Here we show some key words we extract from BMW's annual reports, and they are exactly meaningful. For example, this "HERE \ Amsterdam" word is the key word of one year annual report, since at that year, BMW bought a navigation company called "HERE" in Amsterdam.

In [15]:
#get the value of certain row (as y-value of visualization result)
y1 = df.loc['husqvarna'].tolist()
y3 = df.loc['citroën'].tolist()
y5 = df.loc['amsterdam'].tolist()
y6 = df.loc['drivenow'].tolist()
y7 = df.loc['co2'].tolist()
y8 = df.loc['brexit'].tolist()
y9 = df.loc['here'].tolist()
y10= df.loc['there'].tolist()

In [16]:
#x-value(year 2010-2017) of visualization result
years = np.linspace(2010, 2017, 8)

#define all the lines(keywords) with the data from TF/IDF
line1 = go.Scatter(x=years, y=y1, mode='lines+markers', name=key[0])
line3 = go.Scatter(x=years, y=y3, mode='lines+markers', name=key[2])
line6 = go.Scatter(x=years, y=y6, mode='lines+markers', name=key[5])
line7 = go.Scatter(x=years, y=y7, mode='lines+markers', name=key[6])
line8 = go.Scatter(x=years, y=y8, mode='lines+markers', name=key[7])
line9 = go.Scatter(x=years, y=y9, mode='lines+markers', name=key[8])

In [17]:
#the layout of visualization of BMW (main title, axis title)
decay = [line1, line3]
increase = [line6, line7, line8, line9]

layout_decay = dict(title = 'BMW:TF-IDF keywords trend - decrease', xaxis = dict(title = 'years'))
fig_decay = dict(data=decay, layout=layout_decay)
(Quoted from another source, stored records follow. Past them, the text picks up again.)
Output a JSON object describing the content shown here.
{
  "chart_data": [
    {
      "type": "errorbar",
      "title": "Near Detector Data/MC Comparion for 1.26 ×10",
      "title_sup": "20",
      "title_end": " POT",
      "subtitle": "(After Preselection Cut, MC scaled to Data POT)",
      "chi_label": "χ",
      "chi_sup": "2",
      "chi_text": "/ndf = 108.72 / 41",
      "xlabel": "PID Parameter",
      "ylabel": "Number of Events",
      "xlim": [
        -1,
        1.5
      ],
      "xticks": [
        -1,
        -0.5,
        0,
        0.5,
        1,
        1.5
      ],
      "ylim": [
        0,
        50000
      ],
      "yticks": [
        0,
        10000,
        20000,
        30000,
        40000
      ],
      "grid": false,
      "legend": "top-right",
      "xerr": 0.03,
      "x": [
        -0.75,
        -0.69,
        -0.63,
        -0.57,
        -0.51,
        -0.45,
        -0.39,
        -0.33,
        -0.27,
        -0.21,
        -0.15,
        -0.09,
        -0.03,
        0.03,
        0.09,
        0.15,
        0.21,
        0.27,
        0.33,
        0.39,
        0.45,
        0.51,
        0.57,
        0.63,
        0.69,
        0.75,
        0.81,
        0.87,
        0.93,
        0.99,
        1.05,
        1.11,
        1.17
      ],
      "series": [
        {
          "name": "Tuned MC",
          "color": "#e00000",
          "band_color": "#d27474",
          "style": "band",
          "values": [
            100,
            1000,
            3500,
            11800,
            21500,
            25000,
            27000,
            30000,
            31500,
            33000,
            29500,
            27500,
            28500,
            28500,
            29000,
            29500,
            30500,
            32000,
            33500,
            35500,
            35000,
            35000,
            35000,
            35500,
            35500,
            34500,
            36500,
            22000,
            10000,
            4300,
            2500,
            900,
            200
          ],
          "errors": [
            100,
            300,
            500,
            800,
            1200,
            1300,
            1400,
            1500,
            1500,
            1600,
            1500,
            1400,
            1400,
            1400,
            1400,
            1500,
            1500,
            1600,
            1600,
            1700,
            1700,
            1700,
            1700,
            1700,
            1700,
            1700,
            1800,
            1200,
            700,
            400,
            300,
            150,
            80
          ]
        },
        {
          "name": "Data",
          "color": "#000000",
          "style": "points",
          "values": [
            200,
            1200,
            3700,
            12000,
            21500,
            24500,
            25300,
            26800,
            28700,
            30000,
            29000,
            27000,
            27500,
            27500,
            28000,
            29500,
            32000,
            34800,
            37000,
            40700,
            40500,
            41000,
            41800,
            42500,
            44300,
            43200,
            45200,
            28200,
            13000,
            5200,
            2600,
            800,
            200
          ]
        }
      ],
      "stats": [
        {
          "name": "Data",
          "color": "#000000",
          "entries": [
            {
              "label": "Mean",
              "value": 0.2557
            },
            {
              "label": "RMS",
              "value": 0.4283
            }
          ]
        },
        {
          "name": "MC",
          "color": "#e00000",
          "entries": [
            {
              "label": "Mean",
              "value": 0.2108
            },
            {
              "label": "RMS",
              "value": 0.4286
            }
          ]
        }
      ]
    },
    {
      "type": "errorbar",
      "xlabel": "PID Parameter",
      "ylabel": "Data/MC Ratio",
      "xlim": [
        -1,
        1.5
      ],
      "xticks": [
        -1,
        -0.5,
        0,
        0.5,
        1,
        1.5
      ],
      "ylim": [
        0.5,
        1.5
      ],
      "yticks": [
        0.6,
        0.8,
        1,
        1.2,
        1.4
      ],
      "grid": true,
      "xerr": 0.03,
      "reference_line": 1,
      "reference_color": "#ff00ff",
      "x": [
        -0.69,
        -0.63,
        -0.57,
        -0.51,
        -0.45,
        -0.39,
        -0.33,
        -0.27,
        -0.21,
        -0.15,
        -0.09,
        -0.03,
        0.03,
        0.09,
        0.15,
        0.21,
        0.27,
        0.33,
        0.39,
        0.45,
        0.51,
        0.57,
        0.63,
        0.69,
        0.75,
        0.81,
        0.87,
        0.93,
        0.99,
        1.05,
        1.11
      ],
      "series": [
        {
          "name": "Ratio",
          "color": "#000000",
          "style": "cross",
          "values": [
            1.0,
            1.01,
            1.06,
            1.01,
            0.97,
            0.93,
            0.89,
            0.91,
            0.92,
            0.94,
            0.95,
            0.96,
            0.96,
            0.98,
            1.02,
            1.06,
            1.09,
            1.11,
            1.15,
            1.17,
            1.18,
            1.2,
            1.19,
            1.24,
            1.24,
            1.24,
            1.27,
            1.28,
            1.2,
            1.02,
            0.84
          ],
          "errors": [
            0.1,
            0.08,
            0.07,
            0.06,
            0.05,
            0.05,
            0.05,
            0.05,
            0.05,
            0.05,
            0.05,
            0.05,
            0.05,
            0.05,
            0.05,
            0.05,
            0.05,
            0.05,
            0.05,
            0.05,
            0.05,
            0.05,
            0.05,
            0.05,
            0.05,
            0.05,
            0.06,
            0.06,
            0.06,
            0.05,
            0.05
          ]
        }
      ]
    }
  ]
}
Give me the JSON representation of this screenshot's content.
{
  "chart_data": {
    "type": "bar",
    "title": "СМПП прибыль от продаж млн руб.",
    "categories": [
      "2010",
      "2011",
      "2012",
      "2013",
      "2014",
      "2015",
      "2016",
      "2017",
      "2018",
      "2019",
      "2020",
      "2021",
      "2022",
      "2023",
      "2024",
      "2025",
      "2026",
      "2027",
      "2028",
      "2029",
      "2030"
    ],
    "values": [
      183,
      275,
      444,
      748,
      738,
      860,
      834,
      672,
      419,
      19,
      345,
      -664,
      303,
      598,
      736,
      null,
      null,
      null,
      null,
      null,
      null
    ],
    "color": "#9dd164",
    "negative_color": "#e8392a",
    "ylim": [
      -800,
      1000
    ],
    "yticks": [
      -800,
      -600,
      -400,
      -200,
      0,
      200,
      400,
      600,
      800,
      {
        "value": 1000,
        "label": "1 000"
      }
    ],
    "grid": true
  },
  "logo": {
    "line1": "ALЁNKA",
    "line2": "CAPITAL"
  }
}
layout_increase = dict(title = 'BMW:TF-IDF keywords trend - increase', xaxis = dict(title = 'years'))
fig_increase = dict(data=increase, layout=layout_increase)

#draw the line chart
py.offline.iplot(fig_decay, filename='BMW:TF-IDF keywords trend - decrease')
py.offline.iplot(fig_increase, filename='BMW:TF-IDF keywords trend - increase')

## Deutsche Bank

In [18]:
#the keywords chosen from the Deutsche Bank Annual reports
key_co = ['Goodwill', 'ABN AMRO', 'Deutsche Bank National Trust Co.']

Here is key words for Deutsche Bank. And they are also meaningful. For instance, this "Deutsche Bank National Trust Co." is actually the name of Deutsche Bank America, and in that year, Deutsche bank got a high penalty from USA government.

In [19]:
#get the value of certain row (as y-value of visualization result)
y1 = df_db.loc['goodwill'].tolist()
y2 = df_db.loc['amro'].tolist()
y3 = df_db.loc['dbntc'].tolist()

In [20]:
#x-value(year 2010-2016) of visualization result
years = np.linspace(2010, 2016, 7)

#define all the lines(keywords) with the data from TF/IDF
line1 = go.Scatter(x=years, y=y1, mode='lines+markers', name=key_co[0])
line2 = go.Scatter(x=years, y=y2, mode='lines+markers', name=key_co[1])
line3 = go.Scatter(x=years, y=y3, mode='lines+markers', name=key_co[2])

In [21]:
#the layout of visualization of Deutsche Bank (main title, axis title)
company = [line1, line2, line3]

layout_company = dict(title = 'Deutsche Bank:TF-IDF keywords trend', xaxis = dict(title = 'years'))
fig_company = dict(data=company, layout=layout_company)

#draw the line chart
py.offline.iplot(fig_company, filename='Deutsche Bank:TF-IDF keywords trend')

## Summary
All these result shows, that TFIDF technique is a easy and effective way to find key words for each documents. However, TFIDF can only find keywords, which make this document different from other documents, but it cannot get topics which appear in every documents but also important.